Ciossek, T., Monschau, B., Kremoser, C., Löschinger, J., Lang, S., Müller, B., et al. (1998). Eph receptor-ligand interactions are necessary for guidance of retinal ganglion cell axons in vitro. European Journal of Neuroscience: European Neuroscience Association, 10(5), 1574-1580. doi:10.1046/j.1460-9568.1998.00180.x.

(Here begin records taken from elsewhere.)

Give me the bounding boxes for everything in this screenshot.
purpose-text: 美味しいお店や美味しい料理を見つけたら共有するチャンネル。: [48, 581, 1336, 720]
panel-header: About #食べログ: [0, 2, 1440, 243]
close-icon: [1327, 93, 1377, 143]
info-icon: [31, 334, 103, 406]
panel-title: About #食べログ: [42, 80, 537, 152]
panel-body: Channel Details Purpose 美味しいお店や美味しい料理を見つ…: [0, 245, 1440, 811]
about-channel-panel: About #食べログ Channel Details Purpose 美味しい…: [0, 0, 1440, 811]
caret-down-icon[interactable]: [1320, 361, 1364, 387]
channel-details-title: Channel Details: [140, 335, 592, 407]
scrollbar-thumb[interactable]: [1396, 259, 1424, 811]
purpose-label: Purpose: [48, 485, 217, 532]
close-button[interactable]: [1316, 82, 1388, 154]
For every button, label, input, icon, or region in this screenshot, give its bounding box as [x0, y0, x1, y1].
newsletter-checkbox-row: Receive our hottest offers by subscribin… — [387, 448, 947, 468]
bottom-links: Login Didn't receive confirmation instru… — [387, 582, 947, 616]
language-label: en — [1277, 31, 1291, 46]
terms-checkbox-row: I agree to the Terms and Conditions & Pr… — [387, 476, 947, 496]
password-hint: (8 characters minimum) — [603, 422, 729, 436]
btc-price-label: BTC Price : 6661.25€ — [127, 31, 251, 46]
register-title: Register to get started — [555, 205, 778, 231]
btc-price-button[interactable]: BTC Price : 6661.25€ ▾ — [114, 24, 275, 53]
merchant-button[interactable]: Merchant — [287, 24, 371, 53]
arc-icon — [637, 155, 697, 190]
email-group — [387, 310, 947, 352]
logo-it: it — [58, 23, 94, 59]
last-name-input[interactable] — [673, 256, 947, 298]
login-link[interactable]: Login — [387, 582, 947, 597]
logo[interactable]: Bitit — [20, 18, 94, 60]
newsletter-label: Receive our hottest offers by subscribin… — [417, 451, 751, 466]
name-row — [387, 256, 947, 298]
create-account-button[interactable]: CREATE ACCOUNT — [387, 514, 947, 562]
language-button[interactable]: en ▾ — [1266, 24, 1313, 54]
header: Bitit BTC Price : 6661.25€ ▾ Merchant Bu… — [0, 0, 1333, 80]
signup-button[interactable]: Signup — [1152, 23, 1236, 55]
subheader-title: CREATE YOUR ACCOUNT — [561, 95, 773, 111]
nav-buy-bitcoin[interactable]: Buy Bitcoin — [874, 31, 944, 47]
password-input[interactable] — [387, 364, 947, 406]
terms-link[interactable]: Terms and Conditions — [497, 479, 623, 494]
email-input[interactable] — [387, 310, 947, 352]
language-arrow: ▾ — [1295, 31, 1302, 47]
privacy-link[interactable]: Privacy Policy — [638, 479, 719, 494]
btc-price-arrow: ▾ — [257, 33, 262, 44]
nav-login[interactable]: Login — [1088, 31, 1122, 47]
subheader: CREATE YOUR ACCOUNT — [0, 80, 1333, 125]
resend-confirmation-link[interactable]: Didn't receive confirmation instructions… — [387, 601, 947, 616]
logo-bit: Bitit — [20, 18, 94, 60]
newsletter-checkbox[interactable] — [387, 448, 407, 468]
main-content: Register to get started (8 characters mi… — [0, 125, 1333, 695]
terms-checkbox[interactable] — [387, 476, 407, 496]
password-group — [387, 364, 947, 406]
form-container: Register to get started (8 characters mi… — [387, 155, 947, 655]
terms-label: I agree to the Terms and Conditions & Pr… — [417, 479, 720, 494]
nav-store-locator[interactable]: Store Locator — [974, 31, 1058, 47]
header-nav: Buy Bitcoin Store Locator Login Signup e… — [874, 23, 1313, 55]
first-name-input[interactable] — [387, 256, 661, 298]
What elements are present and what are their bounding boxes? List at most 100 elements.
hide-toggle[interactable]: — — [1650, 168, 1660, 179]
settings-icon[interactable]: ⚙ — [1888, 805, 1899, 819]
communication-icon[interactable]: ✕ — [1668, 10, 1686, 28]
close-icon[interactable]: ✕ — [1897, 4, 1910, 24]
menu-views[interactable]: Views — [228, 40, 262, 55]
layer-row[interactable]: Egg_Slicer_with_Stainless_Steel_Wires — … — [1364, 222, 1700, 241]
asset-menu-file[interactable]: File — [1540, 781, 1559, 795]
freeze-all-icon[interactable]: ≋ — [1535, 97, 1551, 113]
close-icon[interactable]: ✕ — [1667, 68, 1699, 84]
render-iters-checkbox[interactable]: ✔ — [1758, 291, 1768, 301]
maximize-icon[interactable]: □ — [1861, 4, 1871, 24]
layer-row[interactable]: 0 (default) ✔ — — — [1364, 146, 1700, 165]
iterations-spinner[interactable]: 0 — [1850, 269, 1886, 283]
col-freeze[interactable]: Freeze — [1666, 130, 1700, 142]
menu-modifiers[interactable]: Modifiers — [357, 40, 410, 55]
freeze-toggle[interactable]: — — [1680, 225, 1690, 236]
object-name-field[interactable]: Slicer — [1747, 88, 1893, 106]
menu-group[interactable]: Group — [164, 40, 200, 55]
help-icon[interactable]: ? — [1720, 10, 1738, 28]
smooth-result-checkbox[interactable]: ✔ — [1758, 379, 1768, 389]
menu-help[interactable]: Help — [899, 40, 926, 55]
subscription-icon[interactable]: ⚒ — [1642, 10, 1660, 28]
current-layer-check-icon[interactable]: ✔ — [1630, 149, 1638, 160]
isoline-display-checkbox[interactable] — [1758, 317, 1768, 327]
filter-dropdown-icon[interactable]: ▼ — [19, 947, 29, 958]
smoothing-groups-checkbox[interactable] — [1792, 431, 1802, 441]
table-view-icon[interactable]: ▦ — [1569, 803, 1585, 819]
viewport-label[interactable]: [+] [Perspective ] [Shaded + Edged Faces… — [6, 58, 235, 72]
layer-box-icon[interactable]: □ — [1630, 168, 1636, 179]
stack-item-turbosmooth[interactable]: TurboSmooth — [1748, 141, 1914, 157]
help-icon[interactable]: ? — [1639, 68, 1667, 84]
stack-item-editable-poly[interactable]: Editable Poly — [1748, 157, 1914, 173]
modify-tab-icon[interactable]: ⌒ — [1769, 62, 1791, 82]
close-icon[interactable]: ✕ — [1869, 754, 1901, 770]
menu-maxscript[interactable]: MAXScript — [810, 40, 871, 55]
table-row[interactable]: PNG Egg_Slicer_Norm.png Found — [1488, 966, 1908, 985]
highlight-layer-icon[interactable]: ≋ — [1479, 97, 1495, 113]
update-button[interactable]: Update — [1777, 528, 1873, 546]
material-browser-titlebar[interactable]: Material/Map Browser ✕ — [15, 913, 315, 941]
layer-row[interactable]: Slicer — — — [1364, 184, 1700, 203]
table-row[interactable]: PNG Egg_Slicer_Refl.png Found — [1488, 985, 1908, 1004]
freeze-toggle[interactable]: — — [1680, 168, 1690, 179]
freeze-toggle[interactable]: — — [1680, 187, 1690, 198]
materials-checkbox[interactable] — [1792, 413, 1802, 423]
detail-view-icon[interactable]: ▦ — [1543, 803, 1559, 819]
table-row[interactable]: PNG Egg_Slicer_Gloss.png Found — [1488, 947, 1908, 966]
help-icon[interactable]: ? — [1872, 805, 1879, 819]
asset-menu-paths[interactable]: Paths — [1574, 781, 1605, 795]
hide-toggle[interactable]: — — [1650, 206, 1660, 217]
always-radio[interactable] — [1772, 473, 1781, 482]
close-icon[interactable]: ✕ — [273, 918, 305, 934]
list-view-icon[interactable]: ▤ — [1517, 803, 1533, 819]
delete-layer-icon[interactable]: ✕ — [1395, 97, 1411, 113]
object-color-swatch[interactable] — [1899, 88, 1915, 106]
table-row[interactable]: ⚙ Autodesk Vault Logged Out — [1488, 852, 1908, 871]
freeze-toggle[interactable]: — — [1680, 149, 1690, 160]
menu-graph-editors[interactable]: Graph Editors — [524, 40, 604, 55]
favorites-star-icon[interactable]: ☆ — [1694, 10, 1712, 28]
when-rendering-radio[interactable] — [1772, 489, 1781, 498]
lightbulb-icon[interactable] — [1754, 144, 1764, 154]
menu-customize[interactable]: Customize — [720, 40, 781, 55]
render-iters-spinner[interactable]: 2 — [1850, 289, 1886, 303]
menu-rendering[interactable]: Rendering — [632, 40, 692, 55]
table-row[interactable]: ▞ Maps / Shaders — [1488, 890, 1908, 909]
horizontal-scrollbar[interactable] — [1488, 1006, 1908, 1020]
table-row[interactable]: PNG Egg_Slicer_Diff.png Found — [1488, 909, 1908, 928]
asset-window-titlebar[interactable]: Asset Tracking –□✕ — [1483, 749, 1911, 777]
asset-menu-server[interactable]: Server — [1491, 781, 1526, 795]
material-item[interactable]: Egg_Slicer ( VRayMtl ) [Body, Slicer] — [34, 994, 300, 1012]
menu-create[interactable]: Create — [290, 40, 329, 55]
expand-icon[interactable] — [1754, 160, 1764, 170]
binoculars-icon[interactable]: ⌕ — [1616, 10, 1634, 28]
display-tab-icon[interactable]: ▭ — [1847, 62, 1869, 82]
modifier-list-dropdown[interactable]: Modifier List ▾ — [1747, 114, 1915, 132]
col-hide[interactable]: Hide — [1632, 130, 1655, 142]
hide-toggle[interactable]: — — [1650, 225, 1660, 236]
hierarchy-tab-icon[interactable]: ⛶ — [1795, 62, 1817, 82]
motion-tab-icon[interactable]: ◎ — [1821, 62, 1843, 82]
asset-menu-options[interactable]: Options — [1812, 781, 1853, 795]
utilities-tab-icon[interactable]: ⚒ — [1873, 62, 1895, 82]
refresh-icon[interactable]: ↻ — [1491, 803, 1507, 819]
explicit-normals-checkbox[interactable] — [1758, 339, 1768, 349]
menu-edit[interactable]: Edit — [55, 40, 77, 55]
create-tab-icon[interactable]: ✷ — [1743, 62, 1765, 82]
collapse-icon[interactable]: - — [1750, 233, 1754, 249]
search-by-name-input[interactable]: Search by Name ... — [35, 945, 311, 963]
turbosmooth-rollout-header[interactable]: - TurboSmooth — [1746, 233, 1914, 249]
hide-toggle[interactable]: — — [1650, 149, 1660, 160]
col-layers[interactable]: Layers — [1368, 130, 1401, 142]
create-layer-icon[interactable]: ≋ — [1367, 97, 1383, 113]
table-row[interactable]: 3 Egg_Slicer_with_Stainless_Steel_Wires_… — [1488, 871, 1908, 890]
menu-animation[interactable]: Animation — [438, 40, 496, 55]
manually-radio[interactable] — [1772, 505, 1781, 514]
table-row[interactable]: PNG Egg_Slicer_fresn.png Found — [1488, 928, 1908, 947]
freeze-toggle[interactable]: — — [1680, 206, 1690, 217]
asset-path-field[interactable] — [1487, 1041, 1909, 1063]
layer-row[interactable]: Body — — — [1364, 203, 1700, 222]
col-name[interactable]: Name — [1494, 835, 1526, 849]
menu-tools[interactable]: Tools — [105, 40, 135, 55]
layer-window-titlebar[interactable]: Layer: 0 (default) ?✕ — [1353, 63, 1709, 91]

Cite as: https://hdl.handle.net/21.11116/0000-000B-B462-B
Abstract
Previous results of an in vitro guidance test, the stripe assay, have demonstrated the presence of a repulsive axon guidance activity for temporal retinal axons in the posterior part of the vertebrate optic tectum. Ephrin-A5 and Ephrin-A2 are ligands for the EphA subfamily of Eph receptor tyrosine kinases, which are expressed in overlapping gradients in the posterior part of the tectum. When recombinantly expressed, both proteins have been shown to guide retinal ganglion cell axons in the stripe assay. While these results suggest that Ephrin-A5 and Ephrin-A2 form part of the posterior repulsive guidance activity, they do not elucidate whether they are necessary components. Here we report that soluble forms of the ligands at nanomolar concentrations completely abolish this repulsive activity. Similar results were obtained with the soluble extracellular domain of EphA3, which is a receptor for Ephrin-A2 and Ephrin-A5, but not with the corresponding domain of EphB3, a receptor for the transmembrane class of Eph ligands. These experiments show that the repulsive axon guidance activity seen in the stripe assay is mediated by Ephrin-A ligands.